I link to this, because it's a good overview, because it's about bloggers and this is a blog, but mostly because the guy who wrote it shares the seats next to me at Giants games, and I'm hoping he'll see I've linked to him and he'll bring me some cool Little Man souvenirs this season:
Apple Computer has sued three bloggers -- so-called because of their authorship of online publications known as Web logs, or blogs for short -- in an attempt to uncover anonymous sources who may have illegally leaked some of Apple's internal trade secrets.
Traditional journalists confronted with similar demands to reveal sources could rely on California's Shield Law, which protects reporters from having to reveal unpublished information, which in many cases includes the name of the source. Superior Court Judge James Kleinberg issued a tentative ruling last week that the bloggers who reported about Apple don't deserve the same protection. Kleinberg's final decision is due this week....
[F]or all their gains, bloggers remain a disparate group. Many media experts embrace the notion that bloggers deserve the same First Amendment protections accorded all citizens. But they're not sure bloggers are actually journalists in every instance, entitled to special privileges under shield laws adopted in some states, including California.
"Under the First Amendment of the Constitution, I would be hard-pressed to find any distinction between bloggers and journalists," said Paul Grabowicz, director of the New Media program at the UC Berkeley Graduate School of Journalism. But, he added, "There are some potentially really bad things that could come without any distinction. Principal among them is, if there is no distinction, things like shield laws that protect journalists go away, because they apply to everybody else."
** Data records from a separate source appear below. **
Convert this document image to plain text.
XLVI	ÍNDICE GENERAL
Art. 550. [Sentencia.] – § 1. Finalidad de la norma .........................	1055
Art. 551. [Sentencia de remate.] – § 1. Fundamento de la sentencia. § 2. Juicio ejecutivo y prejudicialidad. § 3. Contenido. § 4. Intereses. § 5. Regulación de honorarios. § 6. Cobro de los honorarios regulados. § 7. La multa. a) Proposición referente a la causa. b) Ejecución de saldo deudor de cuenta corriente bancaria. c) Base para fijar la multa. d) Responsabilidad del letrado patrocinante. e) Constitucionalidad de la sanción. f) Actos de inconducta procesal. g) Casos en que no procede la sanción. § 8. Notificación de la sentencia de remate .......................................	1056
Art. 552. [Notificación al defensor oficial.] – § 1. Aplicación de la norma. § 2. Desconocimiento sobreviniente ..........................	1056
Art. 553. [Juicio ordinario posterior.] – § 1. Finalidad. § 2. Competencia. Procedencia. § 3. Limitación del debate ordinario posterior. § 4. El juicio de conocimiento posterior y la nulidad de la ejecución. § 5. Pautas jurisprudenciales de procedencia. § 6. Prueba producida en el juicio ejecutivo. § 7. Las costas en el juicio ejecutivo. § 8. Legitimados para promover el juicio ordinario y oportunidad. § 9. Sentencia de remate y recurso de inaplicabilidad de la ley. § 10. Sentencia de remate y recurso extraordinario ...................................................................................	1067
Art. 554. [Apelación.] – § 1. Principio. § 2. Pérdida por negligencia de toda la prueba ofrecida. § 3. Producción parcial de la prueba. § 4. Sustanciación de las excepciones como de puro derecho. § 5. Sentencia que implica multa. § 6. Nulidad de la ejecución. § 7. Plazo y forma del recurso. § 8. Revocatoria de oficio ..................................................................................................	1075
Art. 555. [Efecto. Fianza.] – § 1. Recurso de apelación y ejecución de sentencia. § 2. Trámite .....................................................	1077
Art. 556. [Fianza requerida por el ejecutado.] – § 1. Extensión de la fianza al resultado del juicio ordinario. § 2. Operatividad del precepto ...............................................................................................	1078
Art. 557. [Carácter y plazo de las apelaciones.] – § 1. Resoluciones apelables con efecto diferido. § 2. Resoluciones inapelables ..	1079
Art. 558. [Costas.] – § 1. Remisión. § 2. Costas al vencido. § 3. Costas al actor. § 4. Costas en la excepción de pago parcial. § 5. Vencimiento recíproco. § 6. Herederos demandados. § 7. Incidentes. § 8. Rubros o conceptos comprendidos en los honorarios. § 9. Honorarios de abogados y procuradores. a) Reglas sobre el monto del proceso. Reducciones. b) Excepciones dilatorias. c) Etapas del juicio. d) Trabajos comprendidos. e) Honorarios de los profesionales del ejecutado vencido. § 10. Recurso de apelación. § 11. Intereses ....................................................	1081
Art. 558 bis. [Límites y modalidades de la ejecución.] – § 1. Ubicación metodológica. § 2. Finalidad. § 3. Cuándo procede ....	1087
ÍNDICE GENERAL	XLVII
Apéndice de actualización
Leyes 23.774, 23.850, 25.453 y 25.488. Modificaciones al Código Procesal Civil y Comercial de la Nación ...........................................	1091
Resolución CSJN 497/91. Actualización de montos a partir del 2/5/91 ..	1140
That was just the case last month when the New York Times and Time Magazine said the First Amendment offered shield law protection to their reporters. Judge David Sentelle of the Washington, D.C., Circuit Court of Appeals, disagreed, however, asking, "Does the privilege also protect the proprietor of a Web log, the stereotypical 'blogger' sitting in his pajamas at his personal computer posting on the World Wide Web ... to inform whoever happens to browse his way?"